Par un décret de septembre 1969, le ministre de l'Éducation nationale autorise les conseils d'administration a décider si les conseils de classe se dérouleraient intégralement en présence de représentants de délégués des parents et des élèves. Antérieurement, les dispositions officielles prévoyaient que la partie de ces conseils concernant l'examen des cas individuels serait réservée aux professeurs. La mesure décidée par le ministre allait dans le sens d'un développement de la participation souhaité par les parents d'élèves. Mais devant l'opposition d'un courant conservateur du côté de certains syndicats d'enseignants (d'ailleurs minoritaires), Olivier Guichard décide, en avril, d'intervenir auprès des conseils d'administration qui ont adopté les mesures nouvelles pour leur demander de réexaminer ce problème. Ce pas en arrière est sévèrement critiqué par les fédérations de parents d'élèves.

En marge de l'agitation lycéenne, six enseignants sont suspendus au cours de l'année scolaire. On leur reprochait d'avoir, en raison de leurs opinions gauchistes, exercé une influence néfaste sur les élèves. Ces mesures ont suscité de vigoureuses protestations de la part de certains syndicats d'enseignants.

L'affaire des langues vivantes

Par une circulaire apparemment anodine publiée le 17 novembre 1969, le ministre de l'Éducation nationale donne le coup d'envoi à l'affaire des langues vivantes.
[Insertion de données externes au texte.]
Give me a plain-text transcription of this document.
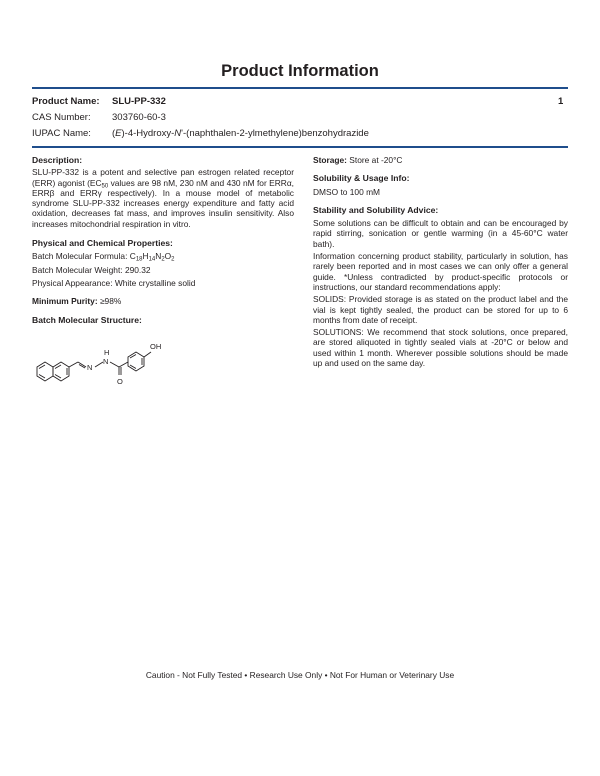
Product Information
Product Name: SLU-PP-332	1
CAS Number: 303760-60-3
IUPAC Name: (E)-4-Hydroxy-N'-(naphthalen-2-ylmethylene)benzohydrazide

Description:

SLU-PP-332 is a potent and selective pan estrogen related receptor (ERR) agonist ($EC_{50}$ values are 98 nM, 230 nM and 430 nM for ERRα, ERRβ and ERRγ respectively). In a mouse model of metabolic syndrome SLU-PP-332 increases energy expenditure and fatty acid oxidation, decreases fat mass, and improves insulin sensitivity. Also increases mitochondrial respiration in vitro.

Physical and Chemical Properties:

Batch Molecular Formula: $C_{18}H_{14}N_2O_2$

Batch Molecular Weight: 290.32

Physical Appearance: White crystalline solid

Minimum Purity: ≥98%

Batch Molecular Structure:

N
N
H
O
OH

Storage: Store at -20°C

Solubility & Usage Info:

DMSO to 100 mM

Stability and Solubility Advice:

Some solutions can be difficult to obtain and can be encouraged by rapid stirring, sonication or gentle warming (in a 45-60°C water bath).

Information concerning product stability, particularly in solution, has rarely been reported and in most cases we can only offer a general guide. *Unless contradicted by product-specific protocols or instructions, our standard recommendations apply:

SOLIDS: Provided storage is as stated on the product label and the vial is kept tightly sealed, the product can be stored for up to 6 months from date of receipt.

SOLUTIONS: We recommend that stock solutions, once prepared, are stored aliquoted in tightly sealed vials at -20°C or below and used within 1 month. Wherever possible solutions should be made up and used on the same day.

Caution - Not Fully Tested • Research Use Only • Not For Human or Veterinary Use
Au détour d'une phrase, il annonce qu'à partir de la rentrée scolaire d'octobre 1970 l'étude d'une deuxième langue ne sera plus obligatoire pour tous les élèves entrant en classe de quatrième dans les lycées.

Passée d'abord totalement inaperçue, cette décision suscite très rapidement un véritable tollé qui a secoué pendant près de quatre mois beaucoup de lycées et la plupart des facultés des lettres. Pourquoi cette colère qui s'empare aussi bien des doyens que de leurs étudiants ?
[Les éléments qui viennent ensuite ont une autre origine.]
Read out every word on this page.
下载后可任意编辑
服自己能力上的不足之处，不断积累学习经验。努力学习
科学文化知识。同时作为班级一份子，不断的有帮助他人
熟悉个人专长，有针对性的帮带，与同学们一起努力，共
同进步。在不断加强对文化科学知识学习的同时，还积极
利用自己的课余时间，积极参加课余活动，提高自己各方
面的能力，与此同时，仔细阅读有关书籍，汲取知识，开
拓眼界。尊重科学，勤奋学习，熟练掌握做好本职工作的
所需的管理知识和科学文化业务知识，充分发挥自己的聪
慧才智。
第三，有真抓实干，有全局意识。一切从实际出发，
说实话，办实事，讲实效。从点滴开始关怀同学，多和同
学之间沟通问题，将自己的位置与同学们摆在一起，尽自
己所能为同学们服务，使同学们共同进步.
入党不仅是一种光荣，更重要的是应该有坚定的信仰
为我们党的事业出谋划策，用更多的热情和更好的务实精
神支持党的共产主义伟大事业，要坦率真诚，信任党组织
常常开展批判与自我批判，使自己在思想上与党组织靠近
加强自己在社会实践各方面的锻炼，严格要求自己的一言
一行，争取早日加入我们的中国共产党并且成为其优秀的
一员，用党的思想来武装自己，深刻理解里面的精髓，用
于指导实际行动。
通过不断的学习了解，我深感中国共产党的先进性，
La querelle repose sur un malentendu. En n'obligeant plus tous les élèves de quatrième à l'étude d'une deuxième langue vivante, les responsables de l'Éducation nationale ont voulu permettre à ceux qui en sentiraient la nécessité de concentrer leurs efforts sur l'étude de la première langue, dont il faut bien reconnaître qu'elle n'est guère assimilée par la plupart des lycéens après deux années d'études.
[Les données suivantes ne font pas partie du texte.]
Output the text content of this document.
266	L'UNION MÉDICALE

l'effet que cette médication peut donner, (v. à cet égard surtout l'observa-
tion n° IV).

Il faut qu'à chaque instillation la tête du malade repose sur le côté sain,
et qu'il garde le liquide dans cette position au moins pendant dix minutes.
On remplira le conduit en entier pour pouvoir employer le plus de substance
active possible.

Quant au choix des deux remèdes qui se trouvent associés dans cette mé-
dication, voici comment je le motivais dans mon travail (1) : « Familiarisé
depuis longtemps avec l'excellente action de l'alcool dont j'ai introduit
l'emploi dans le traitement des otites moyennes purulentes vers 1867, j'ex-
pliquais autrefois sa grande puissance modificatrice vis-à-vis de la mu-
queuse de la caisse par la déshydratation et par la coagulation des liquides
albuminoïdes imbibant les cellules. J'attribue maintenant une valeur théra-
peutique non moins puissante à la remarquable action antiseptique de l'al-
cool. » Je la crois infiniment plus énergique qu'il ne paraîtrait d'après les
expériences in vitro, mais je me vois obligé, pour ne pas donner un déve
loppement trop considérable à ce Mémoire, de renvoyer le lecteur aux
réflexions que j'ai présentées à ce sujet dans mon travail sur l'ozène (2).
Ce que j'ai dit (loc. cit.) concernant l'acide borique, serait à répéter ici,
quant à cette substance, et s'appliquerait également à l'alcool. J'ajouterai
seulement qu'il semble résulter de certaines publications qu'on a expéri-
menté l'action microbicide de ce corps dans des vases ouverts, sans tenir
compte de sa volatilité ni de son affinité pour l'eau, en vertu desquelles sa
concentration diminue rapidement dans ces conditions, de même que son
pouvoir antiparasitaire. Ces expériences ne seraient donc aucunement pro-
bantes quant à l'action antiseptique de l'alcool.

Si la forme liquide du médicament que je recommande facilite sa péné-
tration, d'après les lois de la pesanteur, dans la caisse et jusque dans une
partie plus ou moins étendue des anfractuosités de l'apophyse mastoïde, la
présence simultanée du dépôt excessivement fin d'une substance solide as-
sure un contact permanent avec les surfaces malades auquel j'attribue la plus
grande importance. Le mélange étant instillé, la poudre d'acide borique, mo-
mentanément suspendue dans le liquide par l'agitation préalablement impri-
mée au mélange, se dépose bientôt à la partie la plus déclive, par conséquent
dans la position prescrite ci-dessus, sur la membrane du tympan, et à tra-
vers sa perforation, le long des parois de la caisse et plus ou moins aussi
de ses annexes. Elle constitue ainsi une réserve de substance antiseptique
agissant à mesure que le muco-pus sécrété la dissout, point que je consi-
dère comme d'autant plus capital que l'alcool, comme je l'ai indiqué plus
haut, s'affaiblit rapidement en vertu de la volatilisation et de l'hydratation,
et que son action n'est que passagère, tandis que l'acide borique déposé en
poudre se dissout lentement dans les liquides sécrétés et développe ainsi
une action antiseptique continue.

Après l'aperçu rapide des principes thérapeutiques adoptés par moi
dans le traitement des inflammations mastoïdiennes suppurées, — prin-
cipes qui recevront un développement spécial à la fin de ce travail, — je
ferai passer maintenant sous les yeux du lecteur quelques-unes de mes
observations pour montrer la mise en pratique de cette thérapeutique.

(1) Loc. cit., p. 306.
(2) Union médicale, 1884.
Il a donc été décidé de créer une option, dans les classes de quatrième, où l'étude de la première langue bénéficierait d'un horaire renforcé : cinq heures par semaine, au lieu de trois. Cet horaire renforcé est réservé aux élèves qui renonceront (provisoirement) à l'étude d'une deuxième langue. Mais la plupart des syndicats de professeurs et les organisations d'étudiants considèrent que cette décision risque de mettre en danger, à plus ou moins longue échéance, l'étude des langues étrangères en France. Ils annoncent que de nombreux postes d'enseignants risquent d'être supprimés. Des chiffres sont même avancés : on parle d'une diminution possible de 10 % du nombre de professeurs (17 000) qui enseignent actuellement les langues dans les établissements secondaires.

La position de ces enseignants s'explique en partant du principe qu'un enseignement facultatif est négligé par la plus grande partie des élèves et il est à craindre que certaines langues traditionnellement étudiées comme seconde langue ne le soient plus guère. Ce serait le cas pour le russe, l'italien ou l'espagnol. Partant de ces perspectives alarmantes, beaucoup d'étudiants en langues de l'enseignement supérieur craignent que le débouché principal que leur offrent actuellement leurs études, c'est-à-dire les carrières de l'enseignement, ne soit tari.